2. **Lambda (using Tesseract with custom layers)**: I found that while it works for single-page PDFs, it's pretty limiting with memory and time for larger documents, plus it lacks GPU support.
3. **EKS with GPU nodes**: Setting this up was the most complex, but it's scalable. I managed to batch process several PDFs well, but costs can ramp up with more nodes and GPU usage.
Now I'm looking for insights on:
- What offers the best cost-to-ease ratio for 500-1000 PDFs a month?
- Has anyone tried using Batch or Fargate for similar workloads?
- Also, should I consider using Textract or Comprehend for OCR? They're not ideal for my layout needs.
Any advice on managing document parsing and OCR workloads efficiently on AWS would be appreciated, especially with balancing the cost of GPU parsing.
6 Answers
If you don't need GPU power, take a look at trigger.dev.
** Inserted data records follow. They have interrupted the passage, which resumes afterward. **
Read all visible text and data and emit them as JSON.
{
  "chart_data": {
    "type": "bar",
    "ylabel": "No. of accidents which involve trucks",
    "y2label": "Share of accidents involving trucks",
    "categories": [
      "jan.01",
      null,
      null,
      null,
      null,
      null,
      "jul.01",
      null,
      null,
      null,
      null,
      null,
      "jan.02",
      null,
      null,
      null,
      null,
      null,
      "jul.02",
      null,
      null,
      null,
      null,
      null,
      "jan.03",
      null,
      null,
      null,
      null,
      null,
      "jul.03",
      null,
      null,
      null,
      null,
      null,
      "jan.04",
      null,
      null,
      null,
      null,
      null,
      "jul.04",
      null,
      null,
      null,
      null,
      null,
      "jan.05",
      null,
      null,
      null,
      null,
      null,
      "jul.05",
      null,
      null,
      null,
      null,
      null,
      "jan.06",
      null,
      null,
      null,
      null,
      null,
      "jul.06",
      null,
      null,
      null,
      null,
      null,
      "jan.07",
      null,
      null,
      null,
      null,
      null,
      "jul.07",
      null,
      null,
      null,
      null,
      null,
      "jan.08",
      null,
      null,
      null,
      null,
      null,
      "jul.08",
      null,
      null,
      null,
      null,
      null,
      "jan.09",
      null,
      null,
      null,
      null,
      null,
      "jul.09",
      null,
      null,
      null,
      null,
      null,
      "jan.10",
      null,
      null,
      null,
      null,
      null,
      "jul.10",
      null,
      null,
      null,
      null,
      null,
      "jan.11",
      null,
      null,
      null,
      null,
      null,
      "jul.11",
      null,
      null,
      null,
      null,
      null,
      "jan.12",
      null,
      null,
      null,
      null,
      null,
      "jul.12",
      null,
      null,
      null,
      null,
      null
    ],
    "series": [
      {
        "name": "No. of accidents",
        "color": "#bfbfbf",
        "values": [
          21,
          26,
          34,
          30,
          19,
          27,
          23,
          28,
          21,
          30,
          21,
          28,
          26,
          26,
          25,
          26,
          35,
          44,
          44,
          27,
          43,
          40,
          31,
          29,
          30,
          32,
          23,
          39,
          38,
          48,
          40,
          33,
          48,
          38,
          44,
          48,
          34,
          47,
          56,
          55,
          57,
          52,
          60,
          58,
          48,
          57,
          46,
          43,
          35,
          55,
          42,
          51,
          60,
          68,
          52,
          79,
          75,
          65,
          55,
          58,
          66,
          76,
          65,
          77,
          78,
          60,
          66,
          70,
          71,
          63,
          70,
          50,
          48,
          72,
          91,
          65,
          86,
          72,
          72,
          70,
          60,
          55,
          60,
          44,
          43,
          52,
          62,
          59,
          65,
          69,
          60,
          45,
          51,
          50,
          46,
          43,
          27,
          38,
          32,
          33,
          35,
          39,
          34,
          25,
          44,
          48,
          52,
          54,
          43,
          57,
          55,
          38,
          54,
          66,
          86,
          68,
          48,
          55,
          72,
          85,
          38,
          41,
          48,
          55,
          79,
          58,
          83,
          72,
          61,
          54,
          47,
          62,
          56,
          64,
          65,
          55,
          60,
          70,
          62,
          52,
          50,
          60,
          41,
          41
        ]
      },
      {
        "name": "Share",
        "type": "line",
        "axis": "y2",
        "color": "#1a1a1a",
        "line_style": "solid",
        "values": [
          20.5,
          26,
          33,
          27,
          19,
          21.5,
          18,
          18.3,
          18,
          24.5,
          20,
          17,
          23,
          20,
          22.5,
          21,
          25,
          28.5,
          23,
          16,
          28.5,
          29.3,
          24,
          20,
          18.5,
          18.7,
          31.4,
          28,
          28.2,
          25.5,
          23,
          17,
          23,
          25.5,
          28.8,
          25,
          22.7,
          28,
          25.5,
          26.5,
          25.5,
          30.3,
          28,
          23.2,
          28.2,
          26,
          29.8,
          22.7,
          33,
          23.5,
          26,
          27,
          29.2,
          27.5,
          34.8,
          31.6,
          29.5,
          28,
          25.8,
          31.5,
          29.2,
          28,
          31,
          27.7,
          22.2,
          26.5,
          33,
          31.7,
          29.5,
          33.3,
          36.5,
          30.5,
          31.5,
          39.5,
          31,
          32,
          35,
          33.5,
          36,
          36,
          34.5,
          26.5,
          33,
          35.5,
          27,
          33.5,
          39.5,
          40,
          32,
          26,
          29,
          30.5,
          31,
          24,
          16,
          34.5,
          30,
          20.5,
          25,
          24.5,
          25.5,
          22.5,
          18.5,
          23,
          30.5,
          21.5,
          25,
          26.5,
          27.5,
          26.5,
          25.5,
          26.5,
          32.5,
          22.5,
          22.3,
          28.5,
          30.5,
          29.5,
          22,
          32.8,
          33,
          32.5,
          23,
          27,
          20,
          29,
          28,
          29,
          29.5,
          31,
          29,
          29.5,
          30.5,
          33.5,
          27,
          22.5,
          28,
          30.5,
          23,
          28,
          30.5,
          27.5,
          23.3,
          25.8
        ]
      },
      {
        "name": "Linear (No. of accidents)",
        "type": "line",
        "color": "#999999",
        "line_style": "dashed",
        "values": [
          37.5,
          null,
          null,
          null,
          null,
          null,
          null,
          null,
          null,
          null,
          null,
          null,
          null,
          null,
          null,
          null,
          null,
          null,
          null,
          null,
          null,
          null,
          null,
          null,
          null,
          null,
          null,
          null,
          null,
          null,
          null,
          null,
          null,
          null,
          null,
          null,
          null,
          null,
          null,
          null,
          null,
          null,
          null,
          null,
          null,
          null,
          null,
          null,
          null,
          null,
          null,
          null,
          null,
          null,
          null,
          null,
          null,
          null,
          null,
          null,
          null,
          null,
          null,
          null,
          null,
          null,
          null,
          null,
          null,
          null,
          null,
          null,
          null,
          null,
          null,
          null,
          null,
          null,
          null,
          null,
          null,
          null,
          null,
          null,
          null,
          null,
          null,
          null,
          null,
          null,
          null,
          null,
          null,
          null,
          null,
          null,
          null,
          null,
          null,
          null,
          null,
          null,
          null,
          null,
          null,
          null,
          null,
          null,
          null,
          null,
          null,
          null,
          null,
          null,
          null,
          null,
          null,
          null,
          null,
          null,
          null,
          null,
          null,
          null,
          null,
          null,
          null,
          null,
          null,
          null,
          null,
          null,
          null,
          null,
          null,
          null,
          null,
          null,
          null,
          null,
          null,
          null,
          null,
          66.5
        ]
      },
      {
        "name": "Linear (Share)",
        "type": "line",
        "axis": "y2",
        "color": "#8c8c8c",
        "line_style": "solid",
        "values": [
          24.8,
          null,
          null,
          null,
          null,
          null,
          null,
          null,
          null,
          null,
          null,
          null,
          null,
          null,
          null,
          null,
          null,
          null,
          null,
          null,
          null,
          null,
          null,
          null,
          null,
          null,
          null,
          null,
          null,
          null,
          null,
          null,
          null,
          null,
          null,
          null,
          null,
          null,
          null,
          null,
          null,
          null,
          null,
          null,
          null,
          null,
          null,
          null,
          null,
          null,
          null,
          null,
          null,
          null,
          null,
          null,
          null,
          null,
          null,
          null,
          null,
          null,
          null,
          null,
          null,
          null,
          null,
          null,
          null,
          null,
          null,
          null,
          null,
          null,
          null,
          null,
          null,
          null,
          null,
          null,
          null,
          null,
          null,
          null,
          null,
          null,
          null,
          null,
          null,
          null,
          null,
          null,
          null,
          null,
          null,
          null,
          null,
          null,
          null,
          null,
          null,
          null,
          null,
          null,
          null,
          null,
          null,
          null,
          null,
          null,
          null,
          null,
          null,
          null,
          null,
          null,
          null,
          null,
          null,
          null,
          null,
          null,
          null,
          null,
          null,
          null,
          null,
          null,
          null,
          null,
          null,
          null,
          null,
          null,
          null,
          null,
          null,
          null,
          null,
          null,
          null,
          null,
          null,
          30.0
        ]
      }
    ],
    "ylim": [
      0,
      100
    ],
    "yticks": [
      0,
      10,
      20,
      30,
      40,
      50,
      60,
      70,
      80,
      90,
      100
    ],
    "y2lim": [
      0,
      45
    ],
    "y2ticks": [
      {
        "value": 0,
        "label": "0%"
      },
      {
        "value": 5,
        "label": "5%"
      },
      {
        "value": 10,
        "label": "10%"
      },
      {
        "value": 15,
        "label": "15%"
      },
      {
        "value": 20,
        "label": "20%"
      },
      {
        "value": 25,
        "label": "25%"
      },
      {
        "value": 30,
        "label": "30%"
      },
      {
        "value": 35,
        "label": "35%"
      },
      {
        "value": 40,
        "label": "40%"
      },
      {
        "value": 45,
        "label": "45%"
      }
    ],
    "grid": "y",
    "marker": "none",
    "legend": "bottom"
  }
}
They offer machines with 16 GB of RAM and queue support, which are great for single document OCR without GPU costs.
Have you thought about trying Textract or even Mistral OCR? Just curious if they could handle your different document formats.
You could try an open-source project that runs on Lambda without needing a GPU. Textractor is good for information extraction, but transitioning it to Markdown is complex. Finding a library that does this effectively would save a ton of time.
Why didn’t you consider using Amazon Textract from the beginning? It could handle the layouts you're working with more efficiently.
Have you looked into using Rekognition? It might be worth checking out for your needs!
That's a good point, I was just exploring a bunch of options to see which fit best.